The groups are asking the governor and the commissioner to use their authority to release more inmates, either by commuting their sentences, using medical furloughs or through supervised community confinement. In a press briefing last week, Gov. Mills addressed the issue.

“I am not issuing commutations widely or anything of that sort. And we’re taking it step by step,” she says.

Mills says the DOC has released more than 60 prisoners out of state facilities into supervised community confinement, with eligibility based on risk to public safety and length of time remaining on the person’s sentence.

“We’ve done a lot of work in preparation and planning, and we’ve made some significant steps to keep COVID-19 out of the facilities,” Liberty says.

He says those steps include ending in-person visits, screening staff every day with temperature checks, doing multiple cleanings of shared spaces in the prisons and making and distributing cloth masks for prisoners and staff.

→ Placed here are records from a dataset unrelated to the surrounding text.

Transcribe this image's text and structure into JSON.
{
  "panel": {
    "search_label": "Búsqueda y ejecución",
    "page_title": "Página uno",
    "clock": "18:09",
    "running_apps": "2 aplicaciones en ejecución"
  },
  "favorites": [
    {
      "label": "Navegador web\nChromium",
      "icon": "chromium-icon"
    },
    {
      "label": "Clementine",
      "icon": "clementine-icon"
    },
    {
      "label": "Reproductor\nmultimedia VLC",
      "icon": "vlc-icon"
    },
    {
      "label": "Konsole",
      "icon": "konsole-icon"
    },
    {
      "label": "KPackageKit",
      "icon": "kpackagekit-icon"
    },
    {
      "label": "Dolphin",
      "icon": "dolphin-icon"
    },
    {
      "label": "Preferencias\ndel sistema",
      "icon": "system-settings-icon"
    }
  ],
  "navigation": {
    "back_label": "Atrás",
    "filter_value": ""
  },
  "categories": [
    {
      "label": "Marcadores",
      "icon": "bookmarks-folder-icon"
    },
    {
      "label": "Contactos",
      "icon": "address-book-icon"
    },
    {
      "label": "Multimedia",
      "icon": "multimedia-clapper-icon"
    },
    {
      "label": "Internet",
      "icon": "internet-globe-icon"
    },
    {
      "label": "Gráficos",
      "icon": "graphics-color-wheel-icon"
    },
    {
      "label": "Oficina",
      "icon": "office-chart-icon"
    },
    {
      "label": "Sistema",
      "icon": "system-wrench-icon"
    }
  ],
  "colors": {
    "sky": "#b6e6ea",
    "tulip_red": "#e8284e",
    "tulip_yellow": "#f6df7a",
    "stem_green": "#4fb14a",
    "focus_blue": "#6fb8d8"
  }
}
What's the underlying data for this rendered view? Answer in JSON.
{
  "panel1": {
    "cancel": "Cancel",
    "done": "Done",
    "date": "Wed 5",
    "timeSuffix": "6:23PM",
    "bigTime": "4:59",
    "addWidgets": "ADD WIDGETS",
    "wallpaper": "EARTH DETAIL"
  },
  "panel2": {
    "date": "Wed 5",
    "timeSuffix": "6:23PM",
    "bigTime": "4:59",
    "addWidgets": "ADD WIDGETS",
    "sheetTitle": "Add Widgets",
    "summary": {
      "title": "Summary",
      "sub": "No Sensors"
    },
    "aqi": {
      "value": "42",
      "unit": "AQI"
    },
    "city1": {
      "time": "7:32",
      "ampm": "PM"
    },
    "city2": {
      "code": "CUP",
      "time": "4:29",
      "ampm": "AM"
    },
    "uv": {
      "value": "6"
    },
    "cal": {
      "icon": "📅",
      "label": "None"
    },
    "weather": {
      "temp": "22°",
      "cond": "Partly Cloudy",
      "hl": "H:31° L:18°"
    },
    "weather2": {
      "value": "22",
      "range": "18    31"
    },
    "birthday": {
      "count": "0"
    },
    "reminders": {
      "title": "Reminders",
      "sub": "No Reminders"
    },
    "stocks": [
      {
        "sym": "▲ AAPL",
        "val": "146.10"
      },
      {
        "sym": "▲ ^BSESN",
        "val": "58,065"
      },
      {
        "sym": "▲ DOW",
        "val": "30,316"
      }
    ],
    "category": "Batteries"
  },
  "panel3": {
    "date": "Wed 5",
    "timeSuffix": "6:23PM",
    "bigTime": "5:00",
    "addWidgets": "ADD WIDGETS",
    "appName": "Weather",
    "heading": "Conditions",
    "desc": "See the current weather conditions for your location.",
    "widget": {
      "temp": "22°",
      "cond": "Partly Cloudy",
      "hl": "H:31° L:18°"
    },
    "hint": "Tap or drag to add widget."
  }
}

What has also helped, Liberty says, is that that arrests by law enforcement are down, so there are fewer new prisoners.

“The sheriffs have been very gracious to stop transporting offenders, and so if they have someone in custody that has been sentenced and normally would go to a state facility, they are holding them so we don’t, sort of, cross-pollinate this,” he says.

“They are doing the best they can on the inside of the facilities with what they have and the next step is to decrease that population,” says Charlotte Warren, the House chair of the Legislature’s Criminal Justice and Public Safety Committee.

Warren says she has been fielding lots of emails and phone calls from relatives of prisoners who don’t have much time remaining on their sentences, but do have underlying health conditions.

“People aren’t calling me if their husband has murdered someone and saying, ‘Oh, can my husband please get out?’ The conversations I’m having are with, you know, moms of the son who has substance use disorder and is in prison for a drug charge and also happens to have asthma,” she says.

Warren says she wants to make sure that the 3,000 people sitting in Maine jails and prisons aren’t forgotten during the pandemic. So far, the jails have reduced their populations by 38 percent. She says the prisons should follow suit with a plan for releasing more inmates and a plan for supporting them once they’re released.

The advocacy groups share that view. In their letter, they say “there has been no coordinated, consistent, or transparent statewide effort to address the health and safety of incarcerated people.”

Originally published April 20, 2020 at 5:31 p.m. ET.

Editor’s note: A previous reference to women prisoners sleeping on cots has been removed from this story. The DOC says that is no longer happening and that more beds have become available for women.